Zach paid $2,700 for the two, (they're not related at all, ) And has a plan he says he still wants to do which is become a licensed Dog Breeder of, you guessed it, German Sheperds. His favourite pet as a boy was a German Sheperd called Bonnie who died of old age and is buried here in the side Garden. All the seven boys cried like babies when they laid her to rest. She was a very special dog.

So Axl and Hazel came to us yesterday with food, toys, bones and a promise that Zach and his girlfriend Danni will be back every few days to clean up any dog shit and generally check on them. This will not happen. The amount of pets I have had given to me by others who promise the same thing can be counted on two hands. One girl begged me to take her cat until she was able to re house herself, leaving me with a weeks worth of food and a bag of kitty litter.

Never saw her for years.

 It took a week to get the cat out of the spare room and she became mine. A beautiful Cat who was a fixed tabby, a part Siamese who had had a litter and was a good Mum, the girl had said. Taz turned out to be the best cat ever. She was playful, affectionate, if I ignored her she would lick me like a dog.
She would romp through the house I was in at the time, waking me up startled out of my wits at three in the morning when she was in this crazy mood. I learned to shut the door and she would just head butt it instead until I let her in.

I would wake up many a morning with her lying next to my face and she would bat my face with her paws until I woke up and fed her. Either that or she would sit on my face and purr loudly until I woke with a jolt and pushed her off spitting and spluttering. Then once she had woken me she would brow loudly until I fed her and she would make sure I did before I could do anything else. She would wait until I pulled into the driveway every night to greet me before running from bottom to top and yowl loudly in greeting, pushing past my ankles as sinewy as a snake.

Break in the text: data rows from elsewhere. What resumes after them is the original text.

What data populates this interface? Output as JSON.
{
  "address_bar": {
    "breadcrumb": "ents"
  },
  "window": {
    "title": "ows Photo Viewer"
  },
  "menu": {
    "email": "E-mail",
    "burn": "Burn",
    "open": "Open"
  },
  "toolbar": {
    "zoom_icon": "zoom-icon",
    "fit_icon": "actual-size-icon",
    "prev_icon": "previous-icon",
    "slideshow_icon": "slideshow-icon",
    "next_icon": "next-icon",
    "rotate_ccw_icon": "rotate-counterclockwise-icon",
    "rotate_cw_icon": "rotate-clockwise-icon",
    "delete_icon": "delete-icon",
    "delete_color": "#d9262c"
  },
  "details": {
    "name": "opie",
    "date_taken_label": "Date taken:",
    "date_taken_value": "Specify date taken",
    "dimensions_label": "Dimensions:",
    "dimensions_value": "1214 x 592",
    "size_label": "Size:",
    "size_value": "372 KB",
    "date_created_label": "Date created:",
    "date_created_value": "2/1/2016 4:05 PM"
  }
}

I had to have her put down when she sickened with old age and I blubber like a baby in the foyer of the vets so hard they had to grab me, drag me into an ante room and give me a soothing cup of tea as I was so upset I was scaring the other owners and pers. I cried every day for a week.

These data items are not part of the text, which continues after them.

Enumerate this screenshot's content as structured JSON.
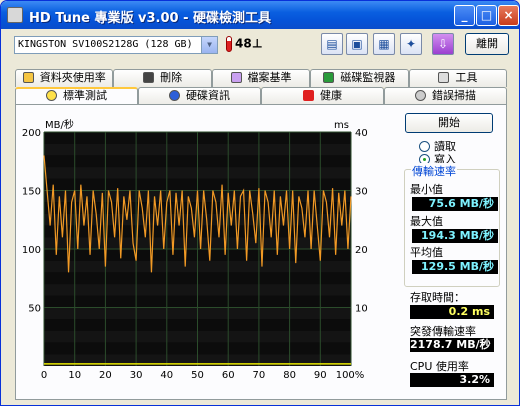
{
  "window": {
    "title": "HD Tune 專業版 v3.00 - 硬碟檢測工具",
    "minimize": "_",
    "maximize": "□",
    "close": "×"
  },
  "toolbar": {
    "drive": "KINGSTON SV100S2128G (128 GB)",
    "temperature": "48",
    "temperature_unit": "⊥",
    "exit_label": "離開",
    "icons": [
      "copy-text-icon",
      "copy-screenshot-icon",
      "save-icon",
      "options-icon",
      "download-icon"
    ]
  },
  "tabs_row1": [
    {
      "label": "資料夾使用率",
      "icon": "folder-icon"
    },
    {
      "label": "刪除",
      "icon": "trash-icon"
    },
    {
      "label": "檔案基準",
      "icon": "file-benchmark-icon"
    },
    {
      "label": "磁碟監視器",
      "icon": "monitor-icon"
    },
    {
      "label": "工具",
      "icon": "speaker-icon"
    }
  ],
  "tabs_row2": [
    {
      "label": "標準測試",
      "icon": "lightbulb-icon",
      "active": true
    },
    {
      "label": "硬碟資訊",
      "icon": "info-icon"
    },
    {
      "label": "健康",
      "icon": "health-cross-icon"
    },
    {
      "label": "錯誤掃描",
      "icon": "magnifier-icon"
    }
  ],
  "controls": {
    "start_label": "開始",
    "read_label": "讀取",
    "write_label": "寫入",
    "selected_mode": "write"
  },
  "stats": {
    "group_title": "傳輸速率",
    "min_label": "最小值",
    "min_value": "75.6 MB/秒",
    "max_label": "最大值",
    "max_value": "194.3 MB/秒",
    "avg_label": "平均值",
    "avg_value": "129.5 MB/秒",
    "access_label": "存取時間：",
    "access_value": "0.2 ms",
    "burst_label": "突發傳輸速率",
    "burst_value": "2178.7 MB/秒",
    "cpu_label": "CPU 使用率",
    "cpu_value": "3.2%"
  },
  "chart_data": {
    "type": "line",
    "ylabel_left": "MB/秒",
    "ylabel_right": "ms",
    "ylim_left": [
      0,
      200
    ],
    "ylim_right": [
      0,
      40
    ],
    "yticks_left": [
      50,
      100,
      150,
      200
    ],
    "yticks_right": [
      10,
      20,
      30,
      40
    ],
    "xticks": [
      0,
      10,
      20,
      30,
      40,
      50,
      60,
      70,
      80,
      90
    ],
    "xtick_last": "100%",
    "xlim": [
      0,
      100
    ],
    "grid": true,
    "colors": {
      "transfer": "#F29A25",
      "access": "#E6E600",
      "background": "#000000",
      "grid": "#2B4C2B"
    },
    "series": [
      {
        "role": "transfer",
        "axis": "left",
        "x": [
          0,
          1,
          2,
          3,
          4,
          5,
          6,
          7,
          8,
          9,
          10,
          11,
          12,
          13,
          14,
          15,
          16,
          17,
          18,
          19,
          20,
          21,
          22,
          23,
          24,
          25,
          26,
          27,
          28,
          29,
          30,
          31,
          32,
          33,
          34,
          35,
          36,
          37,
          38,
          39,
          40,
          41,
          42,
          43,
          44,
          45,
          46,
          47,
          48,
          49,
          50,
          51,
          52,
          53,
          54,
          55,
          56,
          57,
          58,
          59,
          60,
          61,
          62,
          63,
          64,
          65,
          66,
          67,
          68,
          69,
          70,
          71,
          72,
          73,
          74,
          75,
          76,
          77,
          78,
          79,
          80,
          81,
          82,
          83,
          84,
          85,
          86,
          87,
          88,
          89,
          90,
          91,
          92,
          93,
          94,
          95,
          96,
          97,
          98,
          99,
          100
        ],
        "values": [
          180,
          150,
          120,
          155,
          95,
          145,
          110,
          150,
          80,
          140,
          150,
          100,
          155,
          120,
          145,
          95,
          150,
          130,
          100,
          148,
          85,
          150,
          140,
          110,
          152,
          92,
          145,
          125,
          150,
          105,
          90,
          150,
          135,
          110,
          150,
          80,
          145,
          120,
          150,
          100,
          140,
          150,
          95,
          148,
          120,
          150,
          85,
          145,
          135,
          110,
          150,
          100,
          150,
          125,
          90,
          150,
          140,
          110,
          155,
          95,
          148,
          120,
          150,
          100,
          145,
          150,
          90,
          150,
          130,
          105,
          152,
          85,
          150,
          140,
          110,
          150,
          95,
          145,
          120,
          150,
          100,
          150,
          88,
          145,
          135,
          110,
          150,
          100,
          150,
          120,
          90,
          150,
          140,
          110,
          152,
          95,
          148,
          120,
          150,
          100,
          145
        ]
      },
      {
        "role": "access",
        "axis": "right",
        "x": [
          0,
          10,
          20,
          30,
          40,
          50,
          60,
          70,
          80,
          90,
          100
        ],
        "values": [
          0.2,
          0.2,
          0.2,
          0.2,
          0.2,
          0.2,
          0.2,
          0.2,
          0.2,
          0.2,
          0.2
        ]
      }
    ]
  }
}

Losing an animal is like losing a member of the family and I vowed and declared then that I would never ever have another animal that was solely mine. Instead I adopt the families animals, five cats and two dogs. We had a Husky when I first arrived and Brock One of the older sons was the only one that could catch her if she escaped. She was a nightmare to catch as somewhere in her ancestry she had the " Mush " gene, and would run for miles as if pulling on a sled in the frozen tundra somewhere.

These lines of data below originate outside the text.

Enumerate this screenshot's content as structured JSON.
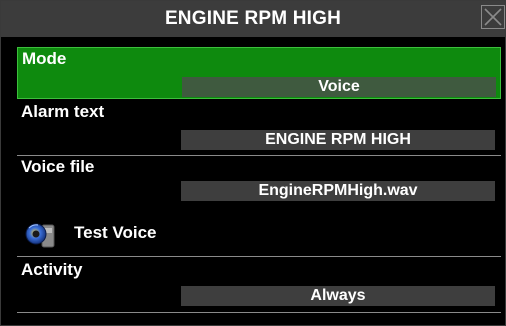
{
  "dialog": {
    "title": "ENGINE RPM HIGH"
  },
  "rows": {
    "mode": {
      "label": "Mode",
      "value": "Voice"
    },
    "alarm_text": {
      "label": "Alarm text",
      "value": "ENGINE RPM HIGH"
    },
    "voice_file": {
      "label": "Voice file",
      "value": "EngineRPMHigh.wav"
    },
    "activity": {
      "label": "Activity",
      "value": "Always"
    }
  },
  "test_voice": {
    "label": "Test Voice",
    "icon": "speaker-icon"
  },
  "colors": {
    "selected_row": "#0e8a0e",
    "value_box": "#3e3e3e",
    "titlebar": "#3c3c3c"
  }
}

The only way my daughter could get her back was to drive The Tarago with the side door open and Brock crouched inside. When she was spotted Yvette would slow the van and Brock would leap out arms and legs spread, like Spider-Man and drop On to her back and pin her to the ground. She was a large fluff ball with beautiful piercing blue green eyes and a gentle affable nature. Comical. She died while Yvette was in having her only girl child, after 7 boys, a girl, what a shock. Yvette always called Kayko her " girl"  and that day, of all days, she just keeled over and died quietly.

I was there as I had seen her lying down in the backyard near the washing line when I was washing the dishes and went out to pet her thinking she was taking a nap. As I approached her I realised she was almost dead. Don't ask me how I knew, instinct I guess. I held her head and willed her to live
while yelling for help. But she was gone in minutes. I had time to tell her what a great dog she had been and what a protector she had been to the family.

She was a pedigree dog and only eight.